Ayer, el oficialismo del Senado aprobó remover de sus cargos a los camaristas Leopoldo Bruglia y Pablo Bertuzzi y al juez Germán Castelli, quienes intervienen en causas de corrupción ligadas a Cristina Kirchner.

Ahora los magistrados Bruglia y Bertuzzi, que confirmaron el procesamiento de la actual vicepresidenta en la causa conocida como “Cuadernos de las coimas”, y Castelli que integra el tribunal oral que juzgará ese caso; quedaron a un paso de tener que volver a sus juzgados de origen. Los tres están a la espera de una posible intervención de la Corte.

Para formalizar el desplazamiento, ahora el Presidente debe firmar el decreto respectivo.

Por otro lado, el Senado publicó la lista de 29 candidatos a vacantes en la justicia cuyos pliegos acaban de ingresar a la Comisión de Acuerdos que preside la senadora Anabel Fernández Sagasti.

Veintidós de ellos tienen menos de 48 años, y todos exhiben una clara pertenencia política al kirchnerismo, participaron de algún fallo que lo beneficiara directa o indirectamente, o militan en Justicia Legítima.

Como ejemplo, uno de los postulados fue compañero de la secundaria de Andrés “El Cuervo” Larroque. Otro es del equipo de Félix Crous, el actual jefe de la Oficina Anticorrupción que decidió retirar al organismo como querellante de las causas de corrupción contra Cristina.

Entre los candidatos mayores de 50 aparece Viviana Piñeiro, la jueza de Seguridad Social que tiene que resolver si a Cristina le corresponde cobrar dos pensiones vitalicias al mismo tiempo -como viuda de un Presidente y como Presidenta-, tal como ella reclama.

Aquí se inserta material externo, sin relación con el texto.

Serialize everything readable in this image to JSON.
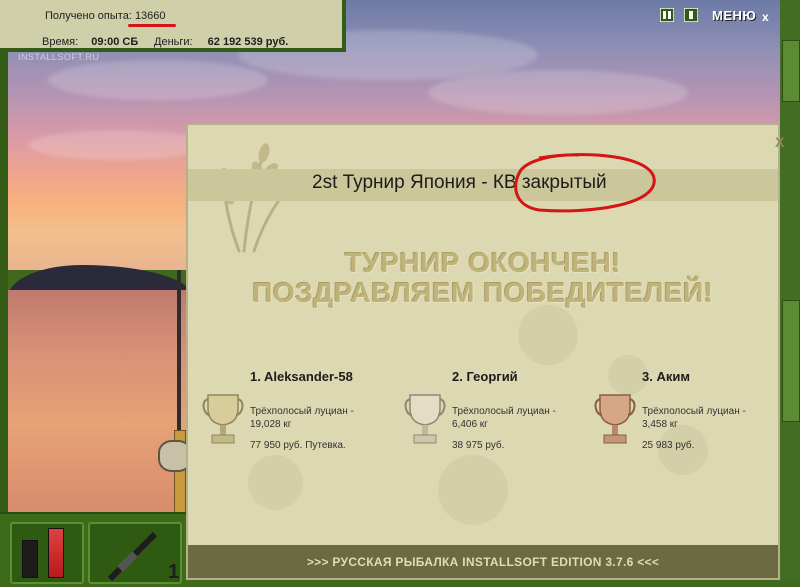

La propuesta sobre Piñeiro es para ascenderla a camarista de ese fuero.

Otro de los “mayores” propuesto para un ascenso es Guillermo Todarello, que integró la mesa de diálogo con los presos de Devoto en la crisis carcelaria de principios de año. Allí participó junto al viceministro de Justicia ultra K Juan Martín Mena y al subsecretario de Política Criminal Pablo Barbuto, el mismo que el viernes juró como integrante del tribunal de enjuiciamiento de la Procuración que busca desplazar al procurador Eduardo Casal.

Y así el resto.

La maniobra del sector kirchnerista en el senado parece estar construyendo un futuro a medida de Máximo Kirchner. Un proyecto de poder a largo plazo donde el único sucesor político natural confiable que asoma en el horizonte es Máximo. Para eso tiene dos objetivos primordiales.

El primero es conseguir que todas las causas contra ella y su familia queden desactivadas en los tres años y tres meses que le faltan de mandato.

El segundo es dejar una Justicia vertebrada al molde de Máximo Kirchner. Que, si le toca gobernar a él alguna vez, tenga todos los jueces alineados que necesite.

Máximo Kirchner se presentó en sociedad a fines de 2014 en un acto en Argentinos Juniors en el que prometía que los cambios del kirchnerismo serían irreversibles.

Desde allí, su construcción de poder es siempre hacia adentro y sus actuales apariciones públicas son únicamente en Diputados o, silenciosamente, para avalar alguna jugada estratégica: allí estuvo, en Olivos, detrás de Alberto Fernández, cuando el Presidente anunció que le quitaría dinero de la coparticipación a la Ciudad de Buenos Aires. Una formalización de la declaración de guerra a Larreta que Cristina había pedido públicamente en enero.

Máximo es un dirigente del establishment de la política, que heredó de sus padres su posicionamiento actual. Algo así como nacer con una banca bajo el brazo.

Se trata de un hombre rico, que en 2018 declaró tener 28 propiedades y efectivo por 2,8 millones de dólares.

Según Alberto Fernández: “Máximo es una figura que todavía la sociedad no advirtió la calidad política que tiene. Con una vocación de concebir la política como un hecho colectivo, igual a su padre y a Cristina. Y con un futuro promisorio”.